Debe de ser que en el momento en que escribo esto he estado frecuentando el “Universo David Lynch” que recupera en salas gran parte de la obra del director estadounidense, pero, al leer la descripción que hace el narrador de D’Annunzio del recién nacido Raimondo, no he podido evitar acordarme del repugnante “bebé” de “Cabeza borradora”, a quien su padre también decide finalmente asesinar. Es curioso, no obstante, que en la novela hay una gran ambigüedad sobre si realmente fue Tullio el autor de la muerte del niño, puesto que, después de exponerlo al frío invernal mientras los demás están en la novena, los médicos lo examinan varias veces y no ven nada anormal en su salud, y al final, salvo que un médico forense me corrija y se trate de un síntoma habitual, se dice que Raimondo murió de “una intoxicación aguda de ácido carbónico”. Visconti, en palabras del personaje de Federico, el hermano de Tullio, también intenta introducir esta ambigüedad, pero en la película la muerte del niño es tan instantánea que al espectador no le cabe duda. Cabe decir además que en la novela Tullio y Giuliana ya tenían dos hijas, mientras que en la película el Inocente es su única descendencia, lo que subraya el carácter trágico del argumento.

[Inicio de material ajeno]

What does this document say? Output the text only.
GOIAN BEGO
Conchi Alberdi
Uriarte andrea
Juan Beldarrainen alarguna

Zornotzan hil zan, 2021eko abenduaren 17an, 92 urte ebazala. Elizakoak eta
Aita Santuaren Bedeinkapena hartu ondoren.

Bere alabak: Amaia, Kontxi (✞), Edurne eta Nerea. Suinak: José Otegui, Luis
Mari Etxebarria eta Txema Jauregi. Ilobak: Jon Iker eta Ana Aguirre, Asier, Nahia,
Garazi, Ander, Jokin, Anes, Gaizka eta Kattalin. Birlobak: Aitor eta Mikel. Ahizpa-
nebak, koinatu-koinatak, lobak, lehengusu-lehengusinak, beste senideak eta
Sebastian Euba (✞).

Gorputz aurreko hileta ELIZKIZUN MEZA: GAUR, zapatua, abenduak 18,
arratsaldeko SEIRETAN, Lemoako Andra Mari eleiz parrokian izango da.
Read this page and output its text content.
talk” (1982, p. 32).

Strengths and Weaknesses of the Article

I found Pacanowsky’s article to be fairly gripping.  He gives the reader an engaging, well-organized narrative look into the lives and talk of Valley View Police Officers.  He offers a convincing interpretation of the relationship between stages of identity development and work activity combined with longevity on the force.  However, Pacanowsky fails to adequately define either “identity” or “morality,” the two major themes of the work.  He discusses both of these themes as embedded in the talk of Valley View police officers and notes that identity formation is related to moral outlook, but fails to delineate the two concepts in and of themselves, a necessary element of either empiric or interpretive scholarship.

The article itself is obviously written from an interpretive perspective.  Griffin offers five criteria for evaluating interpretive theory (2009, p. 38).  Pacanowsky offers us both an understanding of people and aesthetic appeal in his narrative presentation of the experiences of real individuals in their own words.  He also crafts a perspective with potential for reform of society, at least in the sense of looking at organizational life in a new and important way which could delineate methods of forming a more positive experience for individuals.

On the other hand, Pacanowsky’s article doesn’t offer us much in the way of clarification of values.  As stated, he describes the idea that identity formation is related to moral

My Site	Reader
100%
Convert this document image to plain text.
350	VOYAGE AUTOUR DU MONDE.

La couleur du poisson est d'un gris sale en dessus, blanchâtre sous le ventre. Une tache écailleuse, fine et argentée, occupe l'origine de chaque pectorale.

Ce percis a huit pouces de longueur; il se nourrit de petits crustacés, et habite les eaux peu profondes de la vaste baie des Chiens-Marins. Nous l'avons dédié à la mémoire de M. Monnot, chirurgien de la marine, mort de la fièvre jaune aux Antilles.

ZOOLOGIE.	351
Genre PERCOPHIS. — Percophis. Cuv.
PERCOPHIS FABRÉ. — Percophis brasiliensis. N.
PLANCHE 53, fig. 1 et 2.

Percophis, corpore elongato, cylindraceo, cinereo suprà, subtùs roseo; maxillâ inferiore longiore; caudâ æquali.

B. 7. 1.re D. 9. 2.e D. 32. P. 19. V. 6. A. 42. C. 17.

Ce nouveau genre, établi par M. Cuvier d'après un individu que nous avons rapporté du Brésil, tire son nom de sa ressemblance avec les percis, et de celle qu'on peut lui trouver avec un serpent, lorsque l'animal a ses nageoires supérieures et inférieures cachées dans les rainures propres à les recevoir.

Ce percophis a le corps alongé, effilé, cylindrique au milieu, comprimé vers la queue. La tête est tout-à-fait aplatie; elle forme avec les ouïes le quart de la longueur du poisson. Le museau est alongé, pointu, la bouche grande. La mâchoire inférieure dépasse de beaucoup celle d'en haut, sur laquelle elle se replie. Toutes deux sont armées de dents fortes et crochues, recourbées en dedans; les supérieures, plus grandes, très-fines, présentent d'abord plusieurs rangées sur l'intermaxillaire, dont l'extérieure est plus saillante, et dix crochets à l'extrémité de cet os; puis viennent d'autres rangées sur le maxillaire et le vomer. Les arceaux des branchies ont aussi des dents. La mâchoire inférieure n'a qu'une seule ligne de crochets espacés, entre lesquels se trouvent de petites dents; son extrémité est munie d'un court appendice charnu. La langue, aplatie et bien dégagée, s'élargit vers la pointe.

En todo caso, lo importante es que el protagonista se siente culpable, lo que hace el final de la novela más inquietante que el de la película. En la película, hay grandes escenas de melodrama: Giuliana sabe instantáneamente que el culpable es Tullio y afirma de modo enfático que D’Arborio será siempre su gran amor (lo cual revela por su parte gran ingenuidad, pues ella fue solo un ligue entre cientos), y el intento de volver con Teresa también fracasa pues ella es consciente de que el gran amor de Tullio es justo esa esposa que ya no quiere nada de él, lo cual la disminuiría en los sentimientos de un amante que no quiere compartir con nadie (para defender la libertad de amar, Teresa Raffo un poquitín posesiva sí que es).
Visconti se saca de la manga en el último rollo la disposición de Tullio a suicidarse si ya es incapaz de satisfacer su hedonismo, y aparece dentro de un cajón una pistola en un plano que no habría gustado mucho a Anton Chéjov, más partidario tal vez de haberla mostrado en el primer acto. El libro postula un tormento moral permanente, y de hecho toda la novela está planteada como una confesión, aunque preguntándose a quién puede estar dirigida. En comparación con “Ossessione”, de 34 años antes, y que también es, en cierto modo, una intriga de asesinato en el seno de una pareja, se prefiere que el protagonista muera rápido en lugar de vivir sumido en la culpa. En “Confidencias”, la filmografía viscontiana iba a terminar con una agonía lenta y triste. En cambio, “El inocente” proporciona un colofón más violento y brutal a una de las trayectorias más brillantes de la historia del cine.